This project uses deep learning and machine learning techniques to classify the gender of Brazilian names based on their character sequences. The models are trained on a large dataset of names and can predict whether a given name is typically male or female with high accuracy. The project demonstrates the power of character-level processing in natural language tasks.
- Character-Level Input: The model processes names as sequences of characters rather than treating them as whole words, allowing it to capture subtle patterns in name structures.
- Multiple Deep Learning Models: The project includes several models—CNN, MLP, RNN, BiLSTM, and GRU—to compare performance and robustness across different neural network architectures.
- Open Dataset: The dataset used is publicly available, allowing for easy reproduction of results and further experimentation.
- Pre-trained Models: Links to pre-trained models are provided for quick deployment and testing without needing to train from scratch.
The dataset consists of Brazilian names labeled with gender. It can be downloaded directly using the following Python code:
import requests
url = "https://data.brasil.io/dataset/genero-nomes/nomes.csv.gz"
filename = url.split("/")[-1]
with open(filename, "wb") as f:
r = requests.get(url)
f.write(r.content)
## References
This repository builds upon significant academic research in the field of name-based gender classification:
Rego, R. C., Silva, V. M. & Fernandes, V. M. (2021). Predicting Gender by First Name Using Character-level Machine Learning. arXiv preprint arXiv:2106.10156 v2.
Rego, R. C., & Silva, V. M. (2021).
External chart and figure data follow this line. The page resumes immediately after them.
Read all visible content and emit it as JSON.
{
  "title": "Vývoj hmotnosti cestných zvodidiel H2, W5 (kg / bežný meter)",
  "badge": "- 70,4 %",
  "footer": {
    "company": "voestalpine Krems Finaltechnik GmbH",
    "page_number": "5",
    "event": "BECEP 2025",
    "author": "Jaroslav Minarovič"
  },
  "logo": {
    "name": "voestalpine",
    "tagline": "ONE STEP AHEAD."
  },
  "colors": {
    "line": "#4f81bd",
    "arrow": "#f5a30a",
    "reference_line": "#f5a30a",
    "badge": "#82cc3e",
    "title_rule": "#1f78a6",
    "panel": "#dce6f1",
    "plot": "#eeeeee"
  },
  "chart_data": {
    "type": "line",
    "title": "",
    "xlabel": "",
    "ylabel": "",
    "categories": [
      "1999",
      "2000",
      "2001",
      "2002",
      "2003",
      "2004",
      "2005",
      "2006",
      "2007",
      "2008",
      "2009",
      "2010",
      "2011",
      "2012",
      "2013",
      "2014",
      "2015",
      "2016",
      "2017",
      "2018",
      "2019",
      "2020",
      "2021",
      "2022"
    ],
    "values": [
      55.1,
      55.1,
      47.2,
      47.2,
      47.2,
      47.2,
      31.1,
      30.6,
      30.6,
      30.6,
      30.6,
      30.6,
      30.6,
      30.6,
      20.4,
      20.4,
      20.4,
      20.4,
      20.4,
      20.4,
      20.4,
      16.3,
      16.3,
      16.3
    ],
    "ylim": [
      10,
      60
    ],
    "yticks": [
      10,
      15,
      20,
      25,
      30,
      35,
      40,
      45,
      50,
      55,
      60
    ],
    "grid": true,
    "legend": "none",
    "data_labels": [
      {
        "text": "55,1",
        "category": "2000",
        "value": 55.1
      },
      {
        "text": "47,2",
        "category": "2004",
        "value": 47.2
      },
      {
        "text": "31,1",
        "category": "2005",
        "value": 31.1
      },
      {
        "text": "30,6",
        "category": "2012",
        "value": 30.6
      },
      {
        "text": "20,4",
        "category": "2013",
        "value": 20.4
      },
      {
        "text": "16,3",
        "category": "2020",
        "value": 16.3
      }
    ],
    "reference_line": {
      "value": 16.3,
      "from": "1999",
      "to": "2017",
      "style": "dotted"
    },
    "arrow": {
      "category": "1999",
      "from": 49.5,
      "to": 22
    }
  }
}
Predicting gender of Brazilian names using deep learning. arXiv preprint arXiv:2106.10156 v1.
R. C. B. Rego, G. d. S. Nascimento, D. E. d. L. Rodrigues, S. M. Nascimento, & V. M. L. Silva (2023). "Brazilian scientific productivity from a gender perspective during the Covid-19 pandemic: classification and analysis via machine learning," IEEE Latin America Transactions, vol. 21, no. 2, pp. 302-309, doi: 10.1109/TLA.2023.10015223.
## Conclusion
This repository offers a comprehensive toolkit for predicting gender based on first names using advanced machine learning techniques. Whether you are interested in exploring the intricacies of character-level models or need a robust solution for name-based gender prediction, this repository provides everything you need to get started.